Minimizers of U-processes and their domains of attraction
Dietmar Ferger
TL;DR
The paper develops a unified asymptotic theory for minimizers of U-processes in M-estimation, establishing necessary and sufficient conditions under which the scaled minimizer $(m_n-m)/a_n$ converges in distribution to a Smirnov-class limit. By linking the limit through $H(x)=\Phi_\sigma(\delta(x))$ and deriving the functional equations $\delta(x)=\sqrt{k}\;\delta(\alpha_k x)$, it classifies all possible limit laws into four Smirnov classes and characterizes their domains of attraction via the local behavior of $V(t)=D^+U(t)$ around the minimizer $m$. The results extend classical square-root asymptotics to a broader set of normalizing sequences, extend to general minimizers, and illustrate with a broad array of statistics examples, including quantiles, $L_p$-estimators, Hodges–Lehmann, Theil–Sen, and $U$-statistics.
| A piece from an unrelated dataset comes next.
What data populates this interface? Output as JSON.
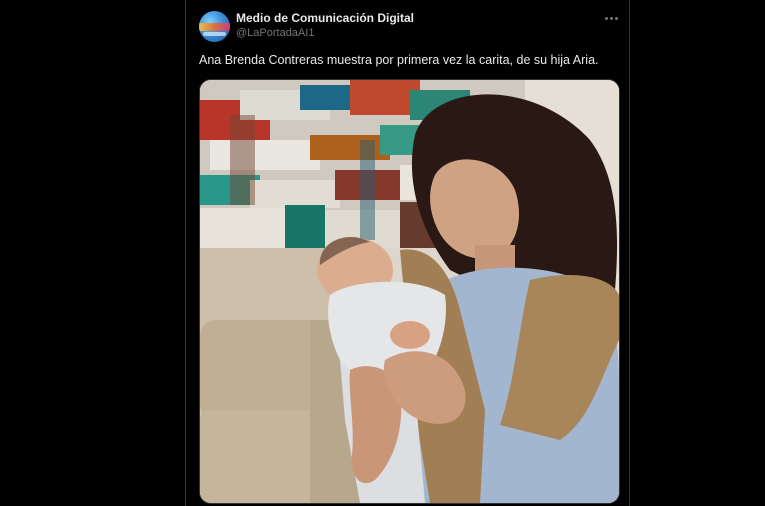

Overall, the framework unifies and broadens M-estimator asymptotics, clarifying when non-normal or non-square-root limits arise and how to determine the appropriate normalization from the underlying kernel $h$ and distributional structure.
Abstract
In this paper, we study the minimizers of U-processes and their domains of attraction. U-processes arise in various statistical contexts, particularly in M-estimation, where estimators are defined as minimizers of certain objective functions. Our main results establish necessary and sufficient conditions for the distributional convergence of these minimizers, identifying a broad class of normalizing sequences that go beyond the standard square-root asymptotics with normal limits. We show that the limit distribution belongs to exactly one of the four classes introduced by Smirnov. These results do not only extend Smirnov's theory but also generalize existing asymptotic theories for M-estimators, including classical results by Huber and extensions to higher-degree U-statistics. Furthermore, we analyze the domain of attraction for each class, providing alternative characterizations that determine which types of statistical estimators fall into a given asymptotic regime.